Ambac CEO Michael Callen, in a separate interview before he testified, told CNBC that the "whole issue is the asset quality of some mortgage-backed securities" and there's "no question of Ambac being able to pay claims."

Both bond insurers are facing possible ratings downgrades because of their exposure to risky subprime debt. The triple A ratings are crucial to their ability to get new business, which traditionally has been insuring municipal bonds.

On Thursday, Moody's Investors Service downgraded the triple A rating of a smaller bond insurer, Financial Guaranty Insurance, saying it does not have enough capital in reserve to cover a potential spike in claims.

Lawmakers and regulators are concerned that a collapse of the bond insurers--which back the funding for building hospitals, schools and more--could inflict further pain on banks suffering from the mortgage meltdown and lead to higher taxes for homeowners.

"We need to prevent a similar situation from happening again in the future," Rep. Paul Kanjorski, D-Pa., chairman of the House Financial Services subcommittee on capital markets, said at a hearing. A solution may be for Congress to create a new federal insurance corporation for bonds, modeled on the Federal Deposit Insurance Corp., he suggested.

But New York Gov. Eliot Spitzer said more immediate action was needed. New York regulators are working with bond insurers and banks on a plan to infuse billions of dollars of new capital into the insurers. MBIA last week raised $1 billion in a stock offering. (See Spitzer's comments in the video).

On Tuesday, billionaire investor Warren Buffett said he would help out the bond insurance industry by offering a second level of insurance on as much as $800 billion in municipal bonds.

Spitzer also endorsed Buffett's idea of splitting off the bond insurers' municipal business from their other business lines to protect municipal policyholders from problems--a notion that New York state Insurance Superintendent Eric Dinallo is considering.

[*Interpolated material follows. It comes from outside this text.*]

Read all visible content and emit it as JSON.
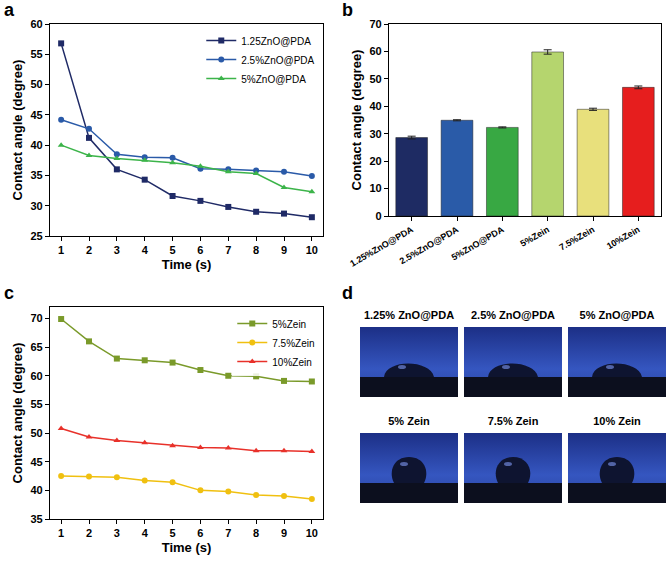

Dinallo has been working with banks on rescue plans for several of the bond insurers, which guarantee $2.4 trillion of debt.

Dinallo told reporters it was within the state of New York's power to force bond insurers to restructure to separate their municipal bond business from their riskier operations.

He said such a move would be an "extraordinary" measure and that the first step would be for the bond insurers to present a plan to state regulators to separate into two operating
companies.

The state could step in if the plans were not acceptable, Dinallo said. "There are also legal abilities of the state to put a company into what's called a rehabilitation or a runoff or some form of bankruptcy," he said.

The role of Wall Street credit-rating agencies in the debacle was criticized by both lawmakers and bond industry officials.